You already found an upper boundary for n=prime, and I think for prime numbers this is even the best solution. So, it looks, as if the formula was just $2n-1$, except for n=6.

This is not a full solution, but I hope it helps you a little bit.

Answer 2

Here's a proof that the optimal answer for $n = p$ prime is $2p - 1$.

If we open box $a_i$ on day $i$, then to find the robot in $t$ days we need $$\prod_{i = 1}^t (x + iy - a_i) = 0$$ for all $(x, y) \in \mathbb{F}_p^2$. So the polynomial on LHS must be identically zero on $\mathbb{F}_p^2$, which is equivalent to the fact that the polynomial is zero in the ring $\mathbb{F}_p[x, y] / (x^p - x, y^p - y)$.

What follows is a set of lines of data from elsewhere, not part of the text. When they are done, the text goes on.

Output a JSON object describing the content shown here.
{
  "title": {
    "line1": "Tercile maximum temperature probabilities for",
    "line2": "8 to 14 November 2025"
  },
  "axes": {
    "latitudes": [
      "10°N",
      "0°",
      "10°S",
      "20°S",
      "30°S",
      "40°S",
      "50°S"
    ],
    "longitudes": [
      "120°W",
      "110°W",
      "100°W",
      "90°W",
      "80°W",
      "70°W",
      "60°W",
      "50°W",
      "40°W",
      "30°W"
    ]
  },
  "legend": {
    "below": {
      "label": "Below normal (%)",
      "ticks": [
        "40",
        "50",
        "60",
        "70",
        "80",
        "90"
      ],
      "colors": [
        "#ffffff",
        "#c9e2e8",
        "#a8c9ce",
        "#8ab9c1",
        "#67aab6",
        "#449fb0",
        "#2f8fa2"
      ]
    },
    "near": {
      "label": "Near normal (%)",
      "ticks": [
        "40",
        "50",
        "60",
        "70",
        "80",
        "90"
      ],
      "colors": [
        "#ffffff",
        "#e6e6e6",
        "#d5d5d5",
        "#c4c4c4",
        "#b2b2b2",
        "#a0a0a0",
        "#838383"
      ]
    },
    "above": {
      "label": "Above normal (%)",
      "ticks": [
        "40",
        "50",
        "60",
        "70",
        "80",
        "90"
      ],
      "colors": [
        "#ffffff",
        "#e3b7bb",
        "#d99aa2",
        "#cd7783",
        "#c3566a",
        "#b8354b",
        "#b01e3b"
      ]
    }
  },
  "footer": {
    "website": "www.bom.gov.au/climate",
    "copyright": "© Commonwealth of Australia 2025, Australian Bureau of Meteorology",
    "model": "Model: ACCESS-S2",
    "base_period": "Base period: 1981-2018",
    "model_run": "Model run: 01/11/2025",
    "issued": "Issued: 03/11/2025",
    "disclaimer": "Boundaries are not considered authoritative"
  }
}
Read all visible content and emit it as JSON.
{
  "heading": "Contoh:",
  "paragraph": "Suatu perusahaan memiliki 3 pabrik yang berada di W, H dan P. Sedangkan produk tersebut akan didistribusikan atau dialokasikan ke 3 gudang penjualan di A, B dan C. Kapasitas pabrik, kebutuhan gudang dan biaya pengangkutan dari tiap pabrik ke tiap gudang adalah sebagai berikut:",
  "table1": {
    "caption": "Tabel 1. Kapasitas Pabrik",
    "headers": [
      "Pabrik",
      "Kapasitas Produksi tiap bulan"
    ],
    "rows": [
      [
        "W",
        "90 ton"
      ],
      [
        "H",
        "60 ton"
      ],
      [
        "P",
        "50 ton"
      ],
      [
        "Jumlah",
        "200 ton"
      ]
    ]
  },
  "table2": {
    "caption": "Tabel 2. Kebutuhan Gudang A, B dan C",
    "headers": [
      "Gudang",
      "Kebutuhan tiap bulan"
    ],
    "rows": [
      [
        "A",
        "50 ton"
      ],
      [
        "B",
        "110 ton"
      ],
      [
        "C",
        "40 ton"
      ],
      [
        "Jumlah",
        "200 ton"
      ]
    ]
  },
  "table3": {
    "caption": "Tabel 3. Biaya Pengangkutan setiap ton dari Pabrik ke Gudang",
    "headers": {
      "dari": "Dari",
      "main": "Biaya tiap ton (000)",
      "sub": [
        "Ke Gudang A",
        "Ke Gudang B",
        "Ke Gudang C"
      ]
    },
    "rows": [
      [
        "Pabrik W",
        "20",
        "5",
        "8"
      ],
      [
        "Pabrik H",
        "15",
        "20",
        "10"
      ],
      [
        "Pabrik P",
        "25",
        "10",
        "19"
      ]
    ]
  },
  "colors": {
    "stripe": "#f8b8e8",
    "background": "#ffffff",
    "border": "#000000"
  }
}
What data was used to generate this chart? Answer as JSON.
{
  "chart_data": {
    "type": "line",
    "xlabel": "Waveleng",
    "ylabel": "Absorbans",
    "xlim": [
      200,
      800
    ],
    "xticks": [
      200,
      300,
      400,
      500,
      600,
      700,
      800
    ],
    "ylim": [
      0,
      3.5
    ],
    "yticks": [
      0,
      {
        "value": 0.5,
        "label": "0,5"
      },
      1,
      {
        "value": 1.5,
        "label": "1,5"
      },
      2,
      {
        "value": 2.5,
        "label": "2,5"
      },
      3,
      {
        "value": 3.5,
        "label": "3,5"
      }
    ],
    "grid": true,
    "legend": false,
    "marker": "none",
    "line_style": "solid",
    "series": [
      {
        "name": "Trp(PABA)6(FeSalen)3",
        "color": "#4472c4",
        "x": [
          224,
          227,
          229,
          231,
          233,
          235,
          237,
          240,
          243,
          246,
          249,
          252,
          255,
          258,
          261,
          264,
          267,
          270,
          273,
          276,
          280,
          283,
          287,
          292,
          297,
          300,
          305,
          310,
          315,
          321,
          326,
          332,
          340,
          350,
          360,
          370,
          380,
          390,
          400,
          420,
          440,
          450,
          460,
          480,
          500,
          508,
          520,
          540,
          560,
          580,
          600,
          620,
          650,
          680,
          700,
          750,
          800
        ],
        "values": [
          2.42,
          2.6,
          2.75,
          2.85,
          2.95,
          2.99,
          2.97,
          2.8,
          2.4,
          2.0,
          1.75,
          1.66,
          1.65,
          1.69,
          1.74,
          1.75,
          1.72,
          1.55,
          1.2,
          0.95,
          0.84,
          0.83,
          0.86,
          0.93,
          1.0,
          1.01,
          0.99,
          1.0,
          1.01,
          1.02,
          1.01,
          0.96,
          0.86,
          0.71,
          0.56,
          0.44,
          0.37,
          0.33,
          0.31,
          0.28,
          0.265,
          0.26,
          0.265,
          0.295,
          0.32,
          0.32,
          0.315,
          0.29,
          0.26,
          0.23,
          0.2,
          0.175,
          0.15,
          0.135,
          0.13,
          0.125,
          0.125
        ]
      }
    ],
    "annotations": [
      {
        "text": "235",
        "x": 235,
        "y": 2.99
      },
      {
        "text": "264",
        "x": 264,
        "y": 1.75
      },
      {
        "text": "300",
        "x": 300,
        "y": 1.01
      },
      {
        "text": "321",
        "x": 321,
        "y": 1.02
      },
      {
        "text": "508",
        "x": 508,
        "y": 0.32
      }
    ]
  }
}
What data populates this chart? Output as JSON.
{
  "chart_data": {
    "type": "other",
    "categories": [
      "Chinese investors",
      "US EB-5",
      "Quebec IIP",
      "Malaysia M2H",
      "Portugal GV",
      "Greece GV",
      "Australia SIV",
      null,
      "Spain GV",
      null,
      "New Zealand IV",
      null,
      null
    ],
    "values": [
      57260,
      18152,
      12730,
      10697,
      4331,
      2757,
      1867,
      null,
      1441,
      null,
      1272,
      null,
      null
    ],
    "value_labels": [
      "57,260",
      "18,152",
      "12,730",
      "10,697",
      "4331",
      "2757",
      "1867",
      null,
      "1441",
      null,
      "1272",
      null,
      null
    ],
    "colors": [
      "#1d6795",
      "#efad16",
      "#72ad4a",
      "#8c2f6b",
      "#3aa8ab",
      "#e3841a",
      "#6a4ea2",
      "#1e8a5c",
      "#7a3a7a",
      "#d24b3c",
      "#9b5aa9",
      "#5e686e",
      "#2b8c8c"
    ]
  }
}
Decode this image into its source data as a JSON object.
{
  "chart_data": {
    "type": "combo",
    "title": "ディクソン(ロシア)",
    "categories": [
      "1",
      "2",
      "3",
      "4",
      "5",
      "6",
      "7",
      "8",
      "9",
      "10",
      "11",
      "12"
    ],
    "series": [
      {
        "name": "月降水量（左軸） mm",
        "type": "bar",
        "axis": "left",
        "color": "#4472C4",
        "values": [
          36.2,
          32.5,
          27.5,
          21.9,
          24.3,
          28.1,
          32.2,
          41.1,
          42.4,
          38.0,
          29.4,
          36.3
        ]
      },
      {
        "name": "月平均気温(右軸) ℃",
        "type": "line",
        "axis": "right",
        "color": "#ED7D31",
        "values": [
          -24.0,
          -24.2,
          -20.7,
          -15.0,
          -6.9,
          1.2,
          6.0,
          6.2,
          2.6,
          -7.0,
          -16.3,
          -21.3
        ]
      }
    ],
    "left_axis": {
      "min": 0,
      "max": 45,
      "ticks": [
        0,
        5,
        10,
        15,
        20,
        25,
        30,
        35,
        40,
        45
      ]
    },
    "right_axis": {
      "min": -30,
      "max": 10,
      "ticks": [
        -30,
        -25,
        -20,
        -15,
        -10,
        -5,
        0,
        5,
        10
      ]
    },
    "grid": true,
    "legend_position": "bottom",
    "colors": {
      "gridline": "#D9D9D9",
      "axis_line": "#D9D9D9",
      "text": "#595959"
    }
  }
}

It is clearly impossible that $t < p$. Now suppose $p \leq t < 2p - 1$. We consider the coefficient of the monomial $x^{t - p + 1} y^{p - 1}$ in the standard basis $\{x^i y^j: (i, j) \in [0, p - 1]^2\}$ of $\mathbb{F}_p[x, y] / (x^p - x, y^p - y)$. By degree counting(the crucial observation is that $t - p + 1 \leq p - 1$, so only monomials with degree $t$ or higher would contribute to the coefficient of this monomial), the coefficient of $x^{t - p + 1} y^{p - 1}$ is equal to its coefficient in $$\prod_{i = 1}^t (x + iy) = (x^{p - 1} - y^{p - 1})x\prod_{i = 1}^{t - p} (x + iy)$$ which is the nonzero $-1$, contradiction. So we must have $t \geq 2p - 1$.